Dass da keine Zeit ist, mit dem Kopf in der Suppenschüssel herumzukurven, wissen auch die Astrid-Lindgren-Forscher des regionalen Studienzentrums und erst recht die Schauspieler der "Astrid Lindgrens Värld" - einem Art "Pippi-Land" mit Häusern in Kindergröße und mit Alfreds, die Linas pünktlich Körbe geben.

Dabei muss es noch nicht einmal unbedingt Bullerbü oder die Trissebude des Kattulter Hofes sein, um Smålands Barfußromantik schätzen zu lernen. Authentischere Schlaglichter auf die retroromantischen Seiten der so nicht mehr vorhandenen, agrarisch geprägten Gesellschaft kann man vor allem auch jenseits der ganzen Lindgren-Show finden. Ein kurzer Blick in die Schau-Bäckerei der Knäckebrot-Spezialisten von Grännaknäcke lässt dies erahnen. Und wer mag, kann im Kulturreservat Åsens By, im småländischen Hochland lernen, die Sense zu schwingen - eine wertvolle Technik für die Pflege von naturnahen Wiesen, wie man vor Ort erfährt.
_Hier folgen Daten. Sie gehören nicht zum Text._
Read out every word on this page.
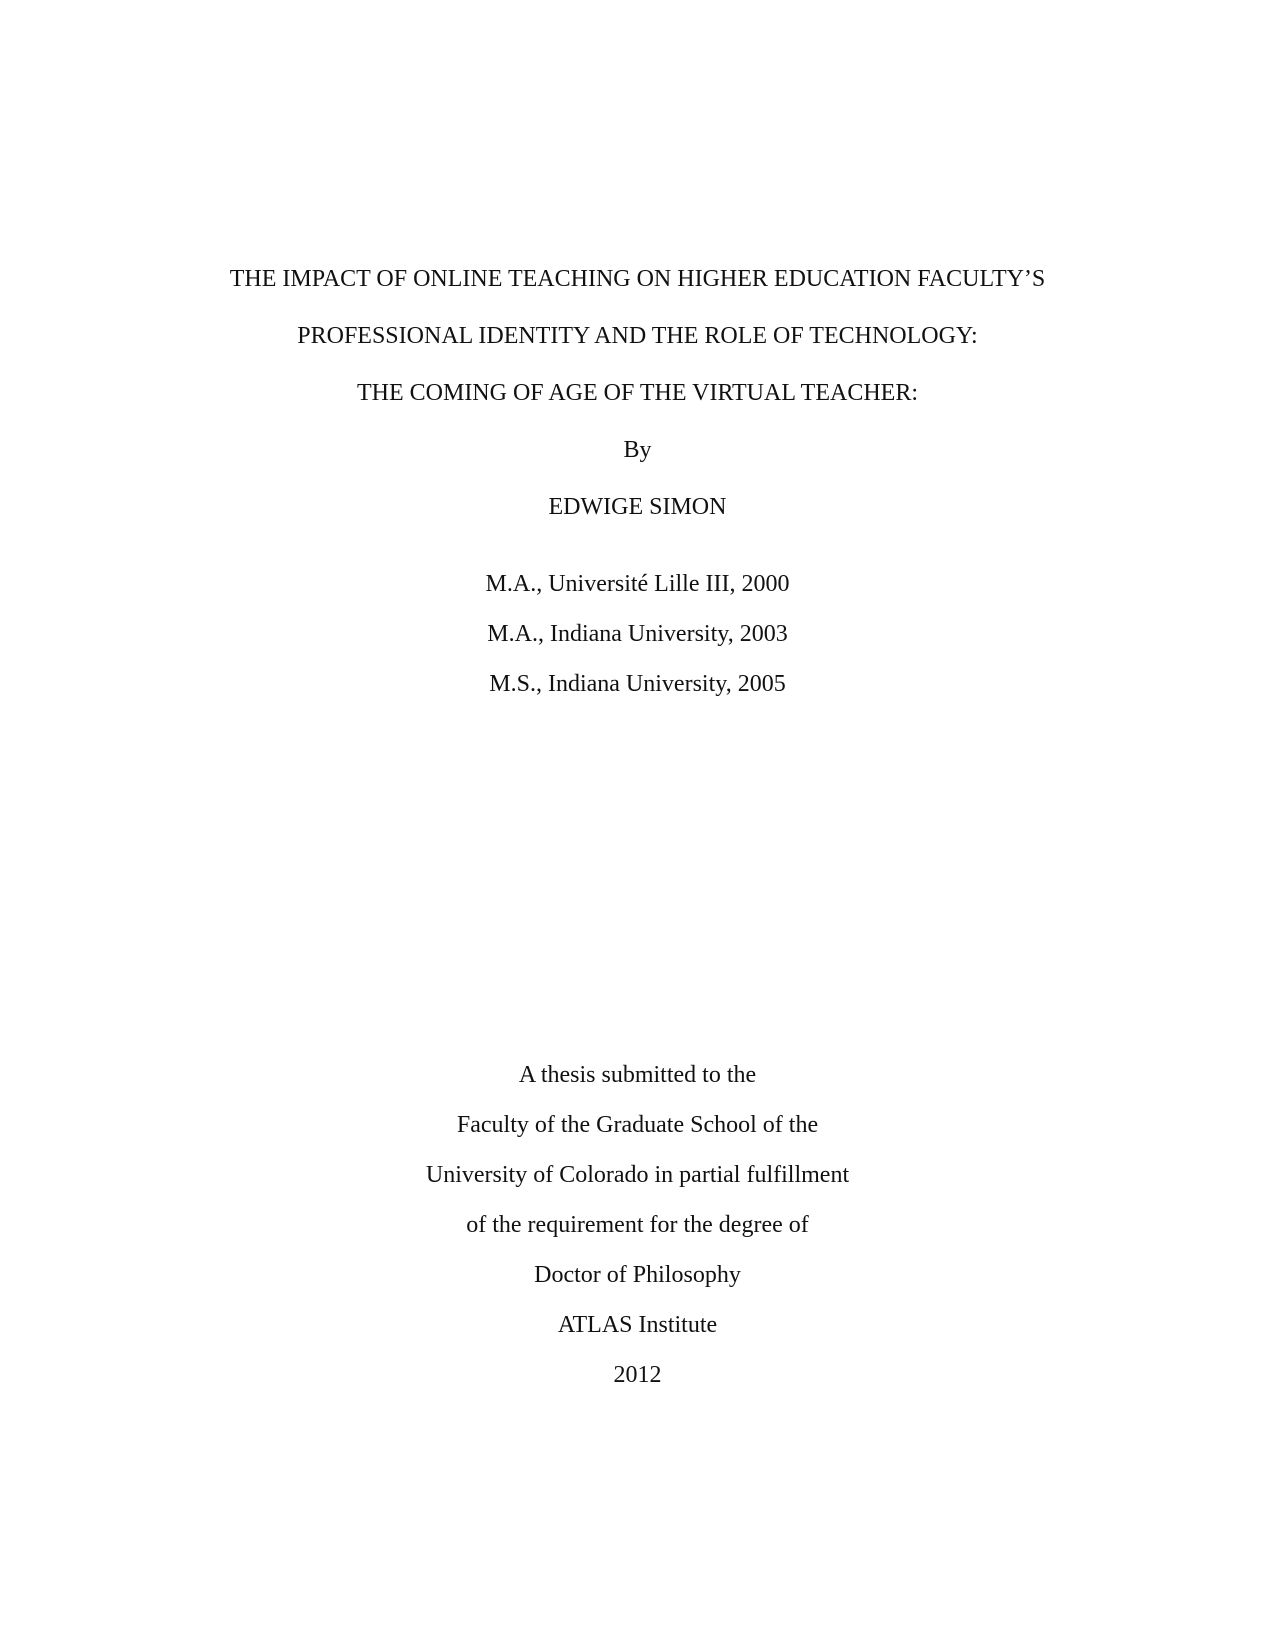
THE IMPACT OF ONLINE TEACHING ON HIGHER EDUCATION FACULTY’S
PROFESSIONAL IDENTITY AND THE ROLE OF TECHNOLOGY:
THE COMING OF AGE OF THE VIRTUAL TEACHER:
By
EDWIGE SIMON
M.A., Université Lille III, 2000
M.A., Indiana University, 2003
M.S., Indiana University, 2005
A thesis submitted to the
Faculty of the Graduate School of the
University of Colorado in partial fulfillment
of the requirement for the degree of
Doctor of Philosophy
ATLAS Institute
2012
Drei Höfe mit Scheunen, Schuppen und Ställen liegen hier inmitten von Wiesen und Weiden, die die moderne Landwirtschaft irgendwie übersah. Wer von hier aus über Obstwiesen und Viehgatter zum kleinen See spaziert, ist dabei nie allein. Eine Idee von Miiichel!! und Ida geht mit einem mit. (Der Standard/rondo/19/05/2006)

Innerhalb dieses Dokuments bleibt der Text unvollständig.